After a consent form from BAI's Web site is signed, a testing facility can send the individual's information to an online database. The individual then receives a card stating his or her HIV status and the date of the test. Phill Wilson, BAI's founder and executive director, said the information will be confidential and each person is identified by a PIN number. The card expires after six months. The organization is working to allow participants to also include their sexual history and have access to their data by cell phone or e-mail, according to Mitchell.

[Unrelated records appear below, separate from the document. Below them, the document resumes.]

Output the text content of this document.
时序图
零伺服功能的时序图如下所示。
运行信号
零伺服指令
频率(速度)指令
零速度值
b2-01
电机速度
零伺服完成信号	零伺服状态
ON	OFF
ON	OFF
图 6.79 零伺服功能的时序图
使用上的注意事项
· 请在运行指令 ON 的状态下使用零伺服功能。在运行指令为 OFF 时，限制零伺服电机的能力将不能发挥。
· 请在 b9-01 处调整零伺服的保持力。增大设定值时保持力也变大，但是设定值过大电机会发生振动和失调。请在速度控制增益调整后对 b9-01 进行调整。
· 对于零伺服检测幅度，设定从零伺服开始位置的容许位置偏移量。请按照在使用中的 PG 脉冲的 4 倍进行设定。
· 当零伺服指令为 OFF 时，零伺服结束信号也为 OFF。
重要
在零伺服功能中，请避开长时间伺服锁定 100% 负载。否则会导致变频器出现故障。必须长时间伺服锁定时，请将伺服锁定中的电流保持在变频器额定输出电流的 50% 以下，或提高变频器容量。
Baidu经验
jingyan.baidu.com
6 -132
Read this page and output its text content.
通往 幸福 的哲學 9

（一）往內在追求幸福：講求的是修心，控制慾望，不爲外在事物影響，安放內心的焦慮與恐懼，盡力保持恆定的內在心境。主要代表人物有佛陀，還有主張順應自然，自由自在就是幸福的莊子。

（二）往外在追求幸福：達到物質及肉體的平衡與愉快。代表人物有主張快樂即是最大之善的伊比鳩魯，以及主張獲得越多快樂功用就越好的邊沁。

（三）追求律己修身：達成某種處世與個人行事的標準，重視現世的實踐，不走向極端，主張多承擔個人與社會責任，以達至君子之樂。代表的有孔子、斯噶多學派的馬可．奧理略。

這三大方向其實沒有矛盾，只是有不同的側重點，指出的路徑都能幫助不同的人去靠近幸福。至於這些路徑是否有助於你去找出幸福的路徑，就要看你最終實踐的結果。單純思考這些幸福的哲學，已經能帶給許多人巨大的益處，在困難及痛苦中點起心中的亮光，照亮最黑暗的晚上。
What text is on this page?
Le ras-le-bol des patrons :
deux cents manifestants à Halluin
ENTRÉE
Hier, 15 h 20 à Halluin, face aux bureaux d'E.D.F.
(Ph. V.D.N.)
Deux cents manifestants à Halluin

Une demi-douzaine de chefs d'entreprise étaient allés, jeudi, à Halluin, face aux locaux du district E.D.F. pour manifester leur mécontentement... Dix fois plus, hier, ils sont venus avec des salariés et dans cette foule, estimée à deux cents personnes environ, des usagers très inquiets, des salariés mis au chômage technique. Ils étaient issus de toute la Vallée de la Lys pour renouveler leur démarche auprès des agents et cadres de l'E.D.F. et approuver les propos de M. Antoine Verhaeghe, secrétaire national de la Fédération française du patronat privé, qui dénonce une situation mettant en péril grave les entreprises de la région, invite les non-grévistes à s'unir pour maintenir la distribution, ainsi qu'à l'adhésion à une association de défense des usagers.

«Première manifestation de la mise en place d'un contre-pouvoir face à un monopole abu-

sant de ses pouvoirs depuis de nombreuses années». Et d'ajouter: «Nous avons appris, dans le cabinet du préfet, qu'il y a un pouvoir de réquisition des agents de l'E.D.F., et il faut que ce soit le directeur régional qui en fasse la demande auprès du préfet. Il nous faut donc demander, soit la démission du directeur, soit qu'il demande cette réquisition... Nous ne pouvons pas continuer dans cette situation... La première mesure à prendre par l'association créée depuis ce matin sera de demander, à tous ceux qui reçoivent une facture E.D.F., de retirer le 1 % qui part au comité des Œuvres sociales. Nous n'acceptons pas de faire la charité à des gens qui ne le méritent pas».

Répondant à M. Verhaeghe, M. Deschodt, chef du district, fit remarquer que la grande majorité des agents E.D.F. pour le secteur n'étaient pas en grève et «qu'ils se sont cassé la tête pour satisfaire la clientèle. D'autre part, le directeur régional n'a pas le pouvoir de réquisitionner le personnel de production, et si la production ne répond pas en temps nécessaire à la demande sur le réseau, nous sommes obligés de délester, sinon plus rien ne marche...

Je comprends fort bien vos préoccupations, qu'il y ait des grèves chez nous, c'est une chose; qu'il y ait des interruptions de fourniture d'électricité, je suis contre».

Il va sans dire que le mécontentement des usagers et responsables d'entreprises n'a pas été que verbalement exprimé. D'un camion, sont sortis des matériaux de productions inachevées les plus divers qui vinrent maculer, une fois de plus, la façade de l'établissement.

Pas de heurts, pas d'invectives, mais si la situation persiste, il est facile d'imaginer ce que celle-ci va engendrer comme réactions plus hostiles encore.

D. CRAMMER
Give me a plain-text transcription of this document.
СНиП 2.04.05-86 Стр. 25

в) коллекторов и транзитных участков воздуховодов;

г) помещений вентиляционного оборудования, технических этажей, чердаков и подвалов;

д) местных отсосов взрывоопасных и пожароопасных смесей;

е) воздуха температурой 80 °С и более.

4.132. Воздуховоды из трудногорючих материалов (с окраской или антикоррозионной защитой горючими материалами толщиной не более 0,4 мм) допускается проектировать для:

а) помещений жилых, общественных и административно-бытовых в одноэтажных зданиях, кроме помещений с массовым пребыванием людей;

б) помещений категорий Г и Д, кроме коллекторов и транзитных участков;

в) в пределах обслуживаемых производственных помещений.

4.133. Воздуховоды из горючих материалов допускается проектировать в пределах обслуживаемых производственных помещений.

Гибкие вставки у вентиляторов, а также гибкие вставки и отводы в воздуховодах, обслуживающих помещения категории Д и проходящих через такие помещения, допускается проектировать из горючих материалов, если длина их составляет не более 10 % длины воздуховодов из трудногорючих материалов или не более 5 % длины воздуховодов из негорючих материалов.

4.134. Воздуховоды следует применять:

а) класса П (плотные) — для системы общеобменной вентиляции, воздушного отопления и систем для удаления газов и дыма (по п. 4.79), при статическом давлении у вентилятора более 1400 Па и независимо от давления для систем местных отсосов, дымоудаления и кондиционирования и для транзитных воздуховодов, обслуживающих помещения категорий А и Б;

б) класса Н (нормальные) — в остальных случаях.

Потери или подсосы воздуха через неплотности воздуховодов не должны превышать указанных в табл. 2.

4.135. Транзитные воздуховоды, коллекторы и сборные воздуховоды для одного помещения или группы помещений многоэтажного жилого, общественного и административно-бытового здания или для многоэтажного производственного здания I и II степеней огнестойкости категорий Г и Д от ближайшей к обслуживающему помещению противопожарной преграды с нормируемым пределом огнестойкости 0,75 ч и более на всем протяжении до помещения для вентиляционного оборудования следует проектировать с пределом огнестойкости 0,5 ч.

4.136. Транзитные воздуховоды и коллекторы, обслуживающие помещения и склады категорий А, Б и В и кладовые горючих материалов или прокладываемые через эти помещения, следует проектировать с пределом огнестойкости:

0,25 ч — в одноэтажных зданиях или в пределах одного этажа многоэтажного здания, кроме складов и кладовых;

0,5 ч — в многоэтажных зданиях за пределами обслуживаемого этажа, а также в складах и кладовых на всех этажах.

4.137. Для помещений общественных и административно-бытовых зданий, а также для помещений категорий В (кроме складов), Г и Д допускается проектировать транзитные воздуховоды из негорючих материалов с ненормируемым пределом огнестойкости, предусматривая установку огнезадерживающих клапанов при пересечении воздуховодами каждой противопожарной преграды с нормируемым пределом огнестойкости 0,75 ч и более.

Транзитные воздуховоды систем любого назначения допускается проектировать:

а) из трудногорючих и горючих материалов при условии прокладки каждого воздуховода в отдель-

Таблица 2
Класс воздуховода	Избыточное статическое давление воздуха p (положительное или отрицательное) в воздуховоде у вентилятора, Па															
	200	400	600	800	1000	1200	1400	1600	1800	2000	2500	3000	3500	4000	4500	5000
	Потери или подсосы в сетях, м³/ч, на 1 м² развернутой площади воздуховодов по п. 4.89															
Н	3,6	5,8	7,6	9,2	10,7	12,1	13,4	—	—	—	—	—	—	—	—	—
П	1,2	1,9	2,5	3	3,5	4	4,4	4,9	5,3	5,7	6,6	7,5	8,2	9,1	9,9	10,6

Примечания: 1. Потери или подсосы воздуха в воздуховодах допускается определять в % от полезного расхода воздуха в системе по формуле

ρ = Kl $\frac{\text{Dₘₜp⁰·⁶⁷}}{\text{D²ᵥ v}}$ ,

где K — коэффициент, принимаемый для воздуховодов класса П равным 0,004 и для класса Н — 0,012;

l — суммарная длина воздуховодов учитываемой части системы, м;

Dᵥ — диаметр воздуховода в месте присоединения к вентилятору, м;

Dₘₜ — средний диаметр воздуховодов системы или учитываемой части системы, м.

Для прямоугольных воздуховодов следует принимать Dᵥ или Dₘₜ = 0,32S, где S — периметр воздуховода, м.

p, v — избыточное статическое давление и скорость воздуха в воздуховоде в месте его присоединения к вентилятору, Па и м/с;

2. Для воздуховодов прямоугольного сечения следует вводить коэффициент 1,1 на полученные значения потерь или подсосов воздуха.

Wilson said he would like people to use the card as an incentive to practice safer sex and not as a verification that a person has tested negative, because the card does not reflect the person's behavior since the test was taken.
Mitchell writes, "Instead of women feeling pressured to consent to unprotected sex on the strength of 'Baby, I've been tested and I'm clean,' they can ask for tangible proof." She adds, "Black women, particularly, have to find creative ways to protect themselves against the disease, and an HIV/AIDS testing card is a step in that direction.
"If nothing else, the existence of this system may help those of us who think we aren't at risk for the disease have the conversation," Mitchell writes, concluding, "Just as the unseemly violence playing out in too many black communities can touch the lives of the law-abiding, HIV/AIDS is a threat to us all" (Mitchell, Chicago Sun-Times, 7/1).